Investment in property funds sees big jump
Investment in property funds soared 36.87 per cent from Bt101.94 billion in 2011 to Bt139.52 billion in 2012, according to the Association of Investment Management Companies.Part of the growth came from six funds launched last year worth Bt32.88 billion.
Return on investment averaged 27.8 per cent, with the Samui Airport Property Fund posting the highest return of 88.56 per cent, followed by the Luxury Property Fund with 81.74 per cent, the Millionaire Property Fund with 67.69 per cent, the CPN Retail Growth Fund with 59.58 per cent and the Prime Office Property Fund with 55.36 per cent.

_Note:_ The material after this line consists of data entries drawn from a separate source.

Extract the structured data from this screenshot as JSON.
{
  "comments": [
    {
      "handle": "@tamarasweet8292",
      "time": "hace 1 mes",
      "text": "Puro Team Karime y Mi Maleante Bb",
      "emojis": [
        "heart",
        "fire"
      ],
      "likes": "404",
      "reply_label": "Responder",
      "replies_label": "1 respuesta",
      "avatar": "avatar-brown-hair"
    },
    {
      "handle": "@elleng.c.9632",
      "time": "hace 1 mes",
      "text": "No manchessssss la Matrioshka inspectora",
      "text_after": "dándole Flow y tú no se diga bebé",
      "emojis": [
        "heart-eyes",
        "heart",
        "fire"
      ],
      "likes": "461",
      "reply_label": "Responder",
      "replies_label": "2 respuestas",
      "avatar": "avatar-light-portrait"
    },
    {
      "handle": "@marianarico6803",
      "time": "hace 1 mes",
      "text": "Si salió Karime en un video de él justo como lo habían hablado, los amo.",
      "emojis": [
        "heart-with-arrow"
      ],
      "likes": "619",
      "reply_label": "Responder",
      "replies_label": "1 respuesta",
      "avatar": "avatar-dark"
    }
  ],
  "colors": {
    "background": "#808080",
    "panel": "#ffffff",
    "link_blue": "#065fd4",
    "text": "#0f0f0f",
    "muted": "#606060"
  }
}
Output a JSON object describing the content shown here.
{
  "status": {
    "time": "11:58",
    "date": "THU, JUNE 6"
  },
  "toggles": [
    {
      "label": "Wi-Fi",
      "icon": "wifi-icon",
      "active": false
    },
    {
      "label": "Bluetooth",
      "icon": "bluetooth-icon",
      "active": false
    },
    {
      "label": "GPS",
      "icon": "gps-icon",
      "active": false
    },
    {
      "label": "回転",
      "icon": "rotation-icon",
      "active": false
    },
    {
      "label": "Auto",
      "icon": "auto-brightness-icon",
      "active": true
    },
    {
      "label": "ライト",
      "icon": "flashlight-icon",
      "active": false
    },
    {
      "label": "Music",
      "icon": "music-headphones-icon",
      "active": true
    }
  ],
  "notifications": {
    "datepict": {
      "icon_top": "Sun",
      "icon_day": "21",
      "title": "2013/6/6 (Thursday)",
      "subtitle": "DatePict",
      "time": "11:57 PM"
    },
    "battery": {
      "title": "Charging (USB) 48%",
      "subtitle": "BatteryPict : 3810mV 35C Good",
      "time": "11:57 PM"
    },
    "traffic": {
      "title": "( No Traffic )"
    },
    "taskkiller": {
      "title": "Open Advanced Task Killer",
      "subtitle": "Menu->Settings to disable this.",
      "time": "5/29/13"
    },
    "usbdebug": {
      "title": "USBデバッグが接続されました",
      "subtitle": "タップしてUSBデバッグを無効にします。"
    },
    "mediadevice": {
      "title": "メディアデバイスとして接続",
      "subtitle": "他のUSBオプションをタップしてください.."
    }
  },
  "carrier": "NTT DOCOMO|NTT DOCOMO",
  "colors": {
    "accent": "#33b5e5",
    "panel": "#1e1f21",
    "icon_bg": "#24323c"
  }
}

Stapana Leayparpai, CEO of the association, said last week that most asset management companies had recommended firms to issue property funds last year because the Securities and Exchange Commission will issue rules for establishing real estate investment trusts that will replace property funds next year.
Developers are encouraged to launch property funds before the end of this year to attract investors, as dividends paid out by property funds to corporate and individual investors are not subject to withholding tax.
However, a year after the REIT law takes effect next month, they will be slapped with a 10-per-cent withholding tax.
For better protection of investors, all of a REIT's properties will be held by banks as trustees. Property funds establish a juristic body to guard their properties.
The SEC will ban new property funds once REIT rules are enforced.
Expecting busy traffic until the deadline, the SET is urging developers wanting to take advantage of the current rules to seek free advice and prepare for the launching of their property fund.
At present, 39 property funds are listed with combined market capitalisation of Bt149.28 billion. Among those entering the market is the Tesco Lotus Retail Growth Freehold and Leasehold Property Fund, which has mobilised the biggest-ever amount - Bt18.4 billion.